Debt collectors covet your coronavirus check
I’m Business columnist David Lazarus, with a look today at how debt collectors are responding to the coronavirus. It’s not a pretty picture.
There were reports earlier this month that debt collectors are ready to pounce on the stimulus payments being deposited in people’s bank accounts by the federal government. There’s nothing in the law that authorized the payments to prevent debt collectors from garnishing the money.
Meanwhile, the Assn. of Credit and Collection Professionals, a lobbying group, has called on lawmakers to avoid any measures that limit debt collectors’ reach during the pandemic.
Mark Neeb, the association’s chief executive, said he’s concerned that “certain lawmakers have suggested that eliminating the work of the ARM Industry is a prudent action that should be taken in response to the coronavirus.”
ARM stands for “accounts receivable management,” which is the fancy way debt collectors like to refer to themselves.
It goes without saying that people who owe money are responsible for fulfilling their financial obligations.

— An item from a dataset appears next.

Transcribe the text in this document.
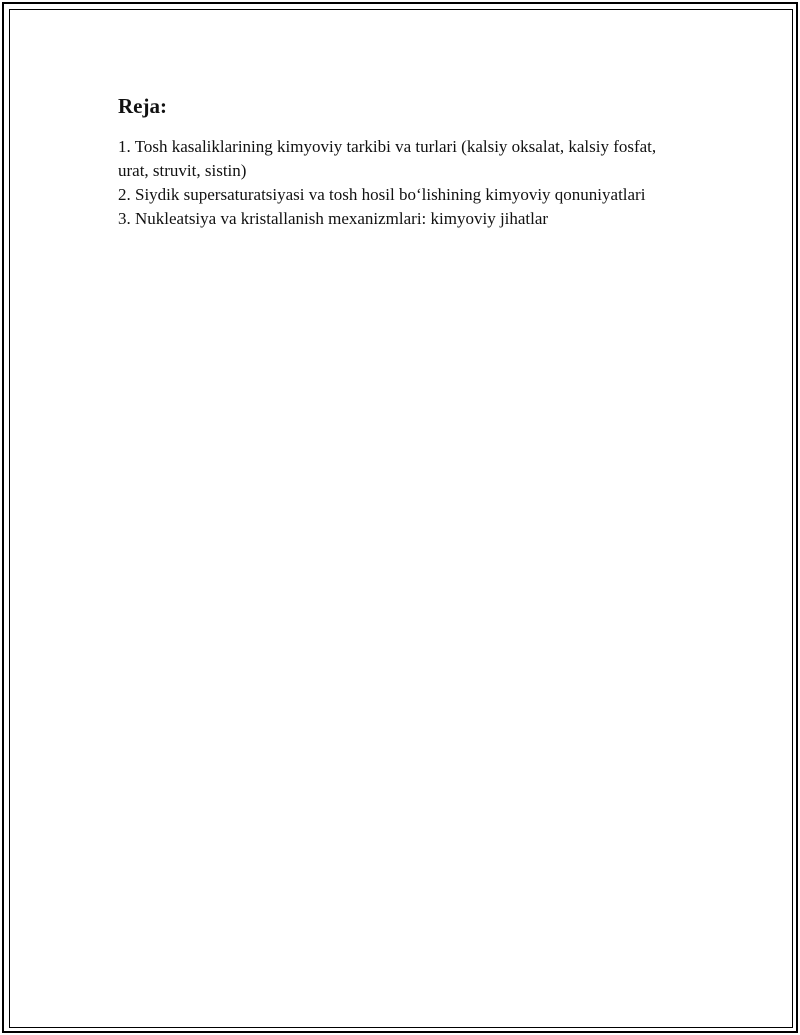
Reja:
1. Tosh kasaliklarining kimyoviy tarkibi va turlari (kalsiy oksalat, kalsiy fosfat, urat, struvit, sistin)
2. Siydik supersaturatsiyasi va tosh hosil bo‘lishining kimyoviy qonuniyatlari
3. Nukleatsiya va kristallanish mexanizmlari: kimyoviy jihatlar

But turning the screws on consumers during a public health crisis is the sort of predatory behavior that federal and state authorities should be guarding against.
The Frontier Group, an advocacy organization, examined recent complaints filed with the Consumer Financial Protection Bureau.
“Since March 1 — around the time the COVID-19 crisis began to affect American lives —consumers have submitted more than 4,000 complaints about issues with debt collection,” said Gideon Weissman, a policy analyst with the group.
Among the complaints was one from March 19 describing a late-night visit by a debt collector — sorry, make that accounts receivable management representative.
“The amount the summons is stating is much more than I remember accruing,” the consumer reported. “Also, no one had contacted me regarding this debt prior to the man arriving unannounced.”
Another complaint filed March 25 describes a consumer’s frustration with being hassled by debt collectors while out of work because of the pandemic.
“They call all day every two hours, and when I ask to speak to a supervisor, they hang up on me,” it says. “They are rude [and] don’t answer any questions.”
Some states have placed limits on debt collection during the crisis (California isn’t one of them). At the federal level, the Departments of Education and Veterans Affairs have said they’ll temporarily suspend some debt-collection activities.
But it seems clear that Congress needs to enact nationwide protections for consumers during this extraordinary event.
Sen. Sherrod Brown (D-Ohio) introduced a bill that would amend the Fair Debt Collection Practices Act “to provide additional protections for consumers and small business owners from debt collection during a major disaster or emergency.”
Rep. Maxine Waters (D-Los Angeles), chair of the House Financial Services Committee, has announced a plan that includes “eliminating debt payments for the duration of the crisis.”
Neither of these proposals will get anywhere until Republican lawmakers recognize the severity of the problem, and that seems unlikely. They’ve so far shown themselves to be much more interested in protecting business interests than those of ordinary working families.
In the meantime, remember you have rights under federal law. A debt collector can’t harass you or be abusive. He or she can’t contact you early in the morning or late at night if you tell them not to.
Most importantly, you have a right to request proof of your financial obligation.
That may not stop some of these guys from going after your stimulus money, but it helps.